Where https://github.com/pinterf/AviSynthCUDAFilters/blob/master/KTGMC/MV.cpp looks like simplified MSuper+MAnalyse implementation on CUDA with real MVs search. So for complete temporal denoise only simple MC+DN parts need to be designed for CUDA too (like copy of old simple MDegrainN).


Those of you that were around in the early days of desktop image processing starting with VirtualDub filters may remember a filter called TemporalCleaner by Jim Casaburi. The concept was simple:

---
For each pixel in the current frame, if the difference between the previous frame's corresponding pixel and the current pixel is below a threshold then replace the current pixel by the average of the previous and current pixels, otherwise keep the current pixel.
---



It looks the most advanced implementation of these ideas currently in vsTTempSmooth(). But without motion compensation it still very poor in quality or can only remove very slight visible noise (though it still visible help to MPEG encoder in some use cases).

DTL
14th February 2024, 14:09
vsTTempSmooth is sort of advanced by usage of some weighting from close temporal radius (higher weight) to far samples (optional lower weight). So it attempts to lower possible motion blur without using motion compensation.

If you simply try any method of motion detection and skip denoise in these areas it will cause significantly uneven denoise over the total frame. Only mostly static areas will be denoised. The purpose of motion compensation not only saves from motion blur but also makes denoising of moving areas possible. So it is the key operation for denoise of moving pictures in comparison with static images denoising.

" based on the long-dead CUDA-enabled Avisynth."

Yes - it uses CUDA (GPU) memory management by (some branch of) AVS. So a programmer of a separate filter must rewrite it for its own GPU memory management.

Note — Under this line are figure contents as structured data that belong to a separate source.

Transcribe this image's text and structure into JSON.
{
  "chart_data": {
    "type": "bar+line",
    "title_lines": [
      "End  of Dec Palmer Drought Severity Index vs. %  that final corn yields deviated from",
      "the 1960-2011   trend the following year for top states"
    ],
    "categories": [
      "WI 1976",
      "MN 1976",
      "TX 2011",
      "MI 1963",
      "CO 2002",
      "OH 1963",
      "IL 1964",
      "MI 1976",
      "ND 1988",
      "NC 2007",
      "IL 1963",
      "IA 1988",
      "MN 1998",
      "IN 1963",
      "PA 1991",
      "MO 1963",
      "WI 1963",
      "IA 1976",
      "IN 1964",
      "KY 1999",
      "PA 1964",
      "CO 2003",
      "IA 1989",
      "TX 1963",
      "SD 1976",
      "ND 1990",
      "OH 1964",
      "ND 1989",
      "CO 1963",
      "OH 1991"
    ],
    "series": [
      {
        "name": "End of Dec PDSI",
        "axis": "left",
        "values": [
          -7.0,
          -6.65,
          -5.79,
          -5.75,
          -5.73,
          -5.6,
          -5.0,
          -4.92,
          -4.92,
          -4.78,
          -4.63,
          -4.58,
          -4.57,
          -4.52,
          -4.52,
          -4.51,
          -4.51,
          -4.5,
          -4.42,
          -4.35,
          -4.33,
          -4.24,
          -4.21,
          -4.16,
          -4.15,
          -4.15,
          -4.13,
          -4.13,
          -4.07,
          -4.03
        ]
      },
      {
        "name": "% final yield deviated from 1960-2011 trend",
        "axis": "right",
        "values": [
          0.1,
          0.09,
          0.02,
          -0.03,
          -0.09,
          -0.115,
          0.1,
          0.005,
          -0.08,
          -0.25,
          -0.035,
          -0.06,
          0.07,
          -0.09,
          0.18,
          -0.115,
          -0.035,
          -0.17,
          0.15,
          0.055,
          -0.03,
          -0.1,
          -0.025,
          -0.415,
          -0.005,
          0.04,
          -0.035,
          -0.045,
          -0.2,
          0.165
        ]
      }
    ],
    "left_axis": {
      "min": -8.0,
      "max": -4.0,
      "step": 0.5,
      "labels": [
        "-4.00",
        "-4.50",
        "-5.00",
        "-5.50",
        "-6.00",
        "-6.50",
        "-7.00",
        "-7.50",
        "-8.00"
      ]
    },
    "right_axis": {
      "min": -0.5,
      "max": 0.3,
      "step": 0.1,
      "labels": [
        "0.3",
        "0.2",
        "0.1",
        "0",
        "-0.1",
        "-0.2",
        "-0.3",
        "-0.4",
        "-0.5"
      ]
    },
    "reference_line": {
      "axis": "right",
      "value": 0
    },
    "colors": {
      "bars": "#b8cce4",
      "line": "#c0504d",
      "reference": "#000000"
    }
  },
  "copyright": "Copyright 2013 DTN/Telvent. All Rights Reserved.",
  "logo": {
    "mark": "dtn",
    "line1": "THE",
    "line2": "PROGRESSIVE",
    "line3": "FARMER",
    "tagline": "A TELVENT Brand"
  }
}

As for quality you can check classic mvtools old versions like 2.7.45 or even more old. I think the main algorithms of MVs search (see PlaneofBlocks class) have not changed significantly from the very old mvtools designs and at some point were ported into that KTGMC project.
The main difference is that before Win10 and the main effort by Microsoft to make ME API for hardware ASICS available for end users we only had the software-based ME engines (onCPU or some onGPU implementations like that KTGMC project). And after Win10 we finally have compatible ME API from hardware accelerators at end-users GPU chips. Maybe with CUDA SDK NVIDIA provides some UNIX-compatible ME API too for CUDA-software designers.
So currently we have 3 different open source and public freeware API for most compute-loaded ME processes:
1. onCPU mvtools
2. onGPU CUDA-based KTGMC
3. onGPU hardware ME ASIC accelerated from MPEG encoder via DX12 or CUDA-API.

All 3 methods return compatible MVs format with precision up to qpel. The only limitation of hardware ASIC typically only blocksize of 8x8 or 16x16 and colour format of NV12 (YV12). Software implementations can support any blocksize and bitdepth and colour format searches.

Method 3 allow to use most of possible at the enduser machine resources: hardware MPEG ASIC (for ME) + GPU general purpose cores (for MC+DN) + CPU general purpose cores for other processing so can provide max performance in theory.

eac3to_mod
14th February 2024, 16:01
Alice in Wonderland.

LigH
14th February 2024, 16:16
:confused:

I may be missing something; but reading such a reply which seems to lack respect for another person's efforts could discourage me from helping any further...

tebasuna51
15th February 2024, 13:40
I accidentally deleted the thread trying to edit my first post. You can either restore it or not I don't really care. It won't be so useful after I delete all my posts. If they want to take over my thread let them have it.

I will only be posting about eac3to from now on.

I restore the thread, for preserve users contribution. But I closed it because owner don't want continue posting here.